What Are We Really Fighting For?

While my belief in the local Occupy Wall Street action, Occupy Orlando, has been tamped down a fair bit, my belief in the causes of these actions has not. If anything, I've started to examine the current situation, and in the process peel off the layers of apathy and lazy thinking that have accumulated over the decades.

I've been fascinated with history since the start of high school and the discovery of American history around the time of the American Civil War (a.k.a. the War of Northern Aggression). It has expanded over the decades, back through the Revolutionary period and forward through both world wars. And every time I read the letters or speeches of nearly all historical figures, they've had a least one memorable quote about their concerns with regards to concentrated wealth and power.

We have been warned down through the centuries, from Plutarch to our present time, about the dangers to self rule from the concentration of great wealth in a few hands. For with great wealth comes great power, with its subsequent absolute corruption. Within our own American experience, from our founding fathers through General Dwight Eisenhower, 34th President of the United States, we have been warned repeatedly about the concentration of wealth and power and the danger it represents to our Republic.

And yet, in spite of all their efforts, here we all stand, at the start of the second decade of the 21st century, with the accumulated debt of trillions of dollars, embroiled in multiple wars from Libya to Afghanistan, chewing away like termites at our constitutional freedoms in the name of security, both militarily and in the name of commerce, and with a huge proportion of our wealth concentrated in so very few hands. Standing on the very precipice we were told to stay away from.

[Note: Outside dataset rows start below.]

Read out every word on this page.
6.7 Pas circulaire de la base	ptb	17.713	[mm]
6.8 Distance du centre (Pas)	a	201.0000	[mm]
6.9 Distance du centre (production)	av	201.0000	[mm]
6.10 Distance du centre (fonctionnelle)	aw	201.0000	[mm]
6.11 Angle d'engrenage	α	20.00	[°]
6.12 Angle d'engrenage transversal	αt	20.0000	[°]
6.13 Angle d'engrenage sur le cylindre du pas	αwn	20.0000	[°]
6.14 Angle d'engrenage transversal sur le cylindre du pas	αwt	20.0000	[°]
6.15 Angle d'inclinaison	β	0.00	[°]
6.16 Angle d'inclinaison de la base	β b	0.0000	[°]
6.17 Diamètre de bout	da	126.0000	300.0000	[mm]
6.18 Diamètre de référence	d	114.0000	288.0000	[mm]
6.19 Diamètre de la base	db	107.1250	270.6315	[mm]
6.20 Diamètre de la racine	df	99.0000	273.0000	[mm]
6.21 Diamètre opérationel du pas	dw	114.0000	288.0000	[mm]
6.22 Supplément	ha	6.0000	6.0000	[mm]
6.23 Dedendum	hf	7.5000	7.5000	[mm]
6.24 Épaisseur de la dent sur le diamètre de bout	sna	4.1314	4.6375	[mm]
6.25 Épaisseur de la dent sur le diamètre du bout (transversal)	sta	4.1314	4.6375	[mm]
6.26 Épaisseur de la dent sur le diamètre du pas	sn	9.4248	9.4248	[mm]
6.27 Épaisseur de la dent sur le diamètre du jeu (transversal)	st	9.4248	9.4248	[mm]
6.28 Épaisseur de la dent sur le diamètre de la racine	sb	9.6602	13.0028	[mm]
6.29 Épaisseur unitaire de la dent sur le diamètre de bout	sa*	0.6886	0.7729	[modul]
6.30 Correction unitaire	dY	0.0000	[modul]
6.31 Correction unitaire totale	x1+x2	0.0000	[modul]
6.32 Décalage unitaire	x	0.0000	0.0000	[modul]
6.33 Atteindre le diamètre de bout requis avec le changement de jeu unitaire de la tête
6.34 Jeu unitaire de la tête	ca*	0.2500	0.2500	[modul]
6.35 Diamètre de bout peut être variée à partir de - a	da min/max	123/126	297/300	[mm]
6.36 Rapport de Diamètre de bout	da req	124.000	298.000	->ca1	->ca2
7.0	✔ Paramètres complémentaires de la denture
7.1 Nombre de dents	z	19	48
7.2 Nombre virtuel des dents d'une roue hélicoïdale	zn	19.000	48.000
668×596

Is it any wonder that we have such historically high unemployment, and resultant movements such as Occupy Wall Street?

But simple protests like Occupy Wall Street aren't enough. Sitting around in lough chairs in parks, chanting through bull horns, and leaving messes in public areas for others to eventually clean up won't accomplish anything except to bring down scorn on the protesters and eroding credible belief in the social values they say they're protesting for.

When economic power became concentrated in a few hands, then political power flowed to those possessors and away from the citizens, ultimately resulting in an oligarchy or tyranny.

John Adams describing the European experience

As a very important source of strength and security, cherish public credit. One method of preserving it is to use it as sparingly as possible, avoiding occasions of expense by cultivating peace, but remembering also that timely disbursements to prepare for danger frequently prevent much greater disbursements to repel it, avoiding likewise the accumulation of debt, not only by shunning occasions of expense, but by vigorous exertion in time of peace to discharge the debts which unavoidable wars may have occasioned, not ungenerously throwing upon posterity the burden which we ourselves ought to bear.

George Washington's Farewell Address 1796

As a result of the war, corporations have been enthroned and an era of corruption in high places will follow, and the money power of the country will endeavor to prolong its reign by working upon the prejudices of the people until all wealth is aggregated in a few hands and the Republic is destroyed.

Abraham Lincoln

We may have democracy, or we may have wealth concentrated in the hands of a few, but we can't have both.

As quoted by Raymond Lonergan in Mr. Justice Brandeis, Great American (1941), p. 42.

This conjunction of an immense military establishment and a large arms industry is new in the American experience. The total influence – economic, political, even spiritual – is felt in every city, every Statehouse, every office of the Federal government. We recognize the imperative need for this development. Yet we must not fail to comprehend its grave implications. Our toil, resources and livelihood are all involved; so is the very structure of our society.

In the councils of government, we must guard against the acquisition of unwarranted influence, whether sought or unsought, by the military-industrial complex. The potential for the disastrous rise of misplaced power exists and will persist.

We must never let the weight of this combination endanger our liberties or democratic processes. We should take nothing for granted. Only an alert and knowledgeable citizenry can compel the proper meshing of the huge industrial and military machinery of defense with our peaceful methods and goals, so that security and liberty may prosper together.


Dwight Eisenhower's Farewell Address to the Nation, January 17, 1961

It's real easy for me to write about technology or photography or comment on other's actions. That's my safe zone. It's real hard for me to set out down an uncomfortable and unfamiliar path, especially when I need to create something new rather than parrot something old. But I have to. I now feel I have no other choice.

Comments

  1. I recommend you get familiar with it. It is in the ignorance of politics that bad men take power from the people.